A few of my favorite memories:

  • Upon arriving at a rival team's home field, our coach was greeted with a loud "Guido sucks" from the opposing crowd. (So notorious was he as a coach that he actually inspired people to yell stuff like this!) After we played a great game and kicked their butt, our coach graciously stayed around and congratulated the other team and coach on their fine play. Meanwhile, we all loaded onto the bus. A few minutes later, a somber Guido boarded the bus and paused at the front. We grew silent immediately, waiting to hear what he would say. "Guido sucks!" he yelled at the top of his lungs, bursting into a huge smile. We went nuts.

  • Junior year I received a note in one of my high school classes. "Coach Regelbrugge would like to see you as soon as you're free." I hustled up to his room the minute the period broke. "You're a good kid. You work hard. But you will not be a starter on the soccer team next year. There are young guys who are better than you," he told me. I was crushed. I was certain I'd start my senior year, or at least I was hoping. And you know, even as I write this, I have to be honest. Crap. I knew he was right. Deep down I knew. Then he gave me hope. "If you want to be a starter, there is a way. I want you to be our goalie next year," he said to me. "You will go to camp this summer, and you will learn how to play 'keeper. You will work your butt off, and you will be our starting goalie next year. You're smart, and I trust you to play that important position." I did as he said, and he delivered. God, I'm smiling just writing this. Because I'm also remembering his speech at our awards banquet at the end of the senior season. "Scott Hess was not a great goalie. But he was a hard worker, and he gave us his all, and sometimes that's enough. I want to thank him." Pure Guido.

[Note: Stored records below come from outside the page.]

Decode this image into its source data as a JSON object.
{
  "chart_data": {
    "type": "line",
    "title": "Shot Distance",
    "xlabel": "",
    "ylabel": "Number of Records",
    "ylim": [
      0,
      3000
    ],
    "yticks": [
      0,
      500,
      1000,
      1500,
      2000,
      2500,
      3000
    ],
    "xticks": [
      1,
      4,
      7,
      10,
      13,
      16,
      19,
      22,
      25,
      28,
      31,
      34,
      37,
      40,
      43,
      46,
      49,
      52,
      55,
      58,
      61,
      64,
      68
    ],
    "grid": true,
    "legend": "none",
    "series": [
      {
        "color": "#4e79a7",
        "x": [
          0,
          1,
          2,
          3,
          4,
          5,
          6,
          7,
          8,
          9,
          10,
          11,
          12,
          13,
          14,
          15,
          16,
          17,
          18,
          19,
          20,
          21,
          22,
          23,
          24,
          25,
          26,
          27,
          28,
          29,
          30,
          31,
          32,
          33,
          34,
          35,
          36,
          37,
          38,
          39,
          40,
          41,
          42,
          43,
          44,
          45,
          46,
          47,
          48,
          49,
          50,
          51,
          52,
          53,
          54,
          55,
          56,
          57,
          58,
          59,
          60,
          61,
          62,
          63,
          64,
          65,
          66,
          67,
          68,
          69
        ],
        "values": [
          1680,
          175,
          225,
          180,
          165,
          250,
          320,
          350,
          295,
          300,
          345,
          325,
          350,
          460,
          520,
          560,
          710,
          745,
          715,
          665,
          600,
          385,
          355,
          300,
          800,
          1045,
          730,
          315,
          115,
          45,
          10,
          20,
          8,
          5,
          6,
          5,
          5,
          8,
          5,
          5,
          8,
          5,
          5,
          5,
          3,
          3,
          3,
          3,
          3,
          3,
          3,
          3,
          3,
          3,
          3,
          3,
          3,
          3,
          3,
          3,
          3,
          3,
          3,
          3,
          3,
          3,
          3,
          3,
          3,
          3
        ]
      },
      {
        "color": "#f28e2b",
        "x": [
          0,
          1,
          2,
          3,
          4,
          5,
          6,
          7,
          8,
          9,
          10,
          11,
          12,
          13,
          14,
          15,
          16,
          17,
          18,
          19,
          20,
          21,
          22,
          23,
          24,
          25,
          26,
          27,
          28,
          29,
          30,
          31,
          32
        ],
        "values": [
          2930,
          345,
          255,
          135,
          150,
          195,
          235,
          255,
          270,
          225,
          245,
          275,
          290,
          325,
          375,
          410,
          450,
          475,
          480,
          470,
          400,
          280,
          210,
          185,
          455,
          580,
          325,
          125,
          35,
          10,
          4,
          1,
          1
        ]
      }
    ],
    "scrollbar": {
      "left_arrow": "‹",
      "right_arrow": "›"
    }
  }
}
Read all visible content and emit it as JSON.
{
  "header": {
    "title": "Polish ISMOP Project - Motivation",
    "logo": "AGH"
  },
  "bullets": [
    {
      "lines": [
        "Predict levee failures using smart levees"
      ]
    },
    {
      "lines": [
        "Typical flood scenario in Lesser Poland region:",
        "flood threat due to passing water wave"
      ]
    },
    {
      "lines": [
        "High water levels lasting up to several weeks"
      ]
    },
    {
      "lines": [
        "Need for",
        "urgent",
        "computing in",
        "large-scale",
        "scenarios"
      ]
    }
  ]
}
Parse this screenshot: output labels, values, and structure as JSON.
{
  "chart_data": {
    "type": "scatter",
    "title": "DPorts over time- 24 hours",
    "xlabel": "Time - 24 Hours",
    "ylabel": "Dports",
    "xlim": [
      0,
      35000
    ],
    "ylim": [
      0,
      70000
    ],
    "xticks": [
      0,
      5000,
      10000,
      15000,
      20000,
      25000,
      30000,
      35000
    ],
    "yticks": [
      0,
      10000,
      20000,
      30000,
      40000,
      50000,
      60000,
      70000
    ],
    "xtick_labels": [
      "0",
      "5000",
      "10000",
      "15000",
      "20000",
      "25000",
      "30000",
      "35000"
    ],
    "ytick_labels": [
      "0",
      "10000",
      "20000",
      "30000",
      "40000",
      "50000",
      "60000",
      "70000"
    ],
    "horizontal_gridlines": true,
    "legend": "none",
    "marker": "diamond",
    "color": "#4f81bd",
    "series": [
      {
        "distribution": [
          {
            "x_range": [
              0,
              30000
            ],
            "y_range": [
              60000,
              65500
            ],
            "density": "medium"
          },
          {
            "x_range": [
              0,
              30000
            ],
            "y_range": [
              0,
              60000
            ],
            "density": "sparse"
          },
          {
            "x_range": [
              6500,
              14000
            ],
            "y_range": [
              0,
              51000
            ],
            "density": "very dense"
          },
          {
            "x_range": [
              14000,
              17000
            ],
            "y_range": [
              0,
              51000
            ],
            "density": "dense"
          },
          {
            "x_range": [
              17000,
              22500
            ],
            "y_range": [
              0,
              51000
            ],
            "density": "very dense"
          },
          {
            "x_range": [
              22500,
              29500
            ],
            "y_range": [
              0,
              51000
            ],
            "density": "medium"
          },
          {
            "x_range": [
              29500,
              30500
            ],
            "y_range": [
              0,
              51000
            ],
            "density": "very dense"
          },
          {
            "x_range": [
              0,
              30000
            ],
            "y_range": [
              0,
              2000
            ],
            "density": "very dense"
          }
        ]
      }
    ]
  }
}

  • A tiny moment, but one I'll keep with me forever: Guido joins us during a scrimmage and manages to fake a defender to the ground and deliver a no-look pass to a rushing forward who then parks it into the goal. "The old man can still play!" he celebrated, arms extended to the heavens in triumph.

    Indeed he could. And so the old man will be mourned and missed by many, including this grateful writer, who will never give up these memories, and who will always feel that Guido lives on for as long as I do.

  • 1 comment:

    Anonymous said...

    Scott,

    You don't know me, but I was a French student of Mr. R's back in the early 90s. I have asked about Mr. R for years and just came across a Christmas card he sent me back in 1999 as I was cleaning.

    I remember he announced to our senior class that he hears a lot from previous students but never replies to them and that we shouldn't take it personally. So when I received a response that time, it meant so much to me. I never threw it away.

    When I came across his card I googled him only to find your wonderful tribute to him. I had no idea he passed away 3 years ago this month. I was so sad to hear it, but loved your stories. They were such good examples of Mr. R's character.

    No other teacher had the kind of effect on me that Mr. R had. Boy was he tough, but I respected him so much. And he made me stand up for myself. I even stood up to him once and he had greater respect for me after I did. I particularly liked your words, "He was the adult who took young people seriously, who challenged them to exceed their own expectations by taking themselves seriously."

    That's Mr. R.

    Thanks for your wonderful tribute to him. I am sure so many more people feel the same way and will always hold him in high regard.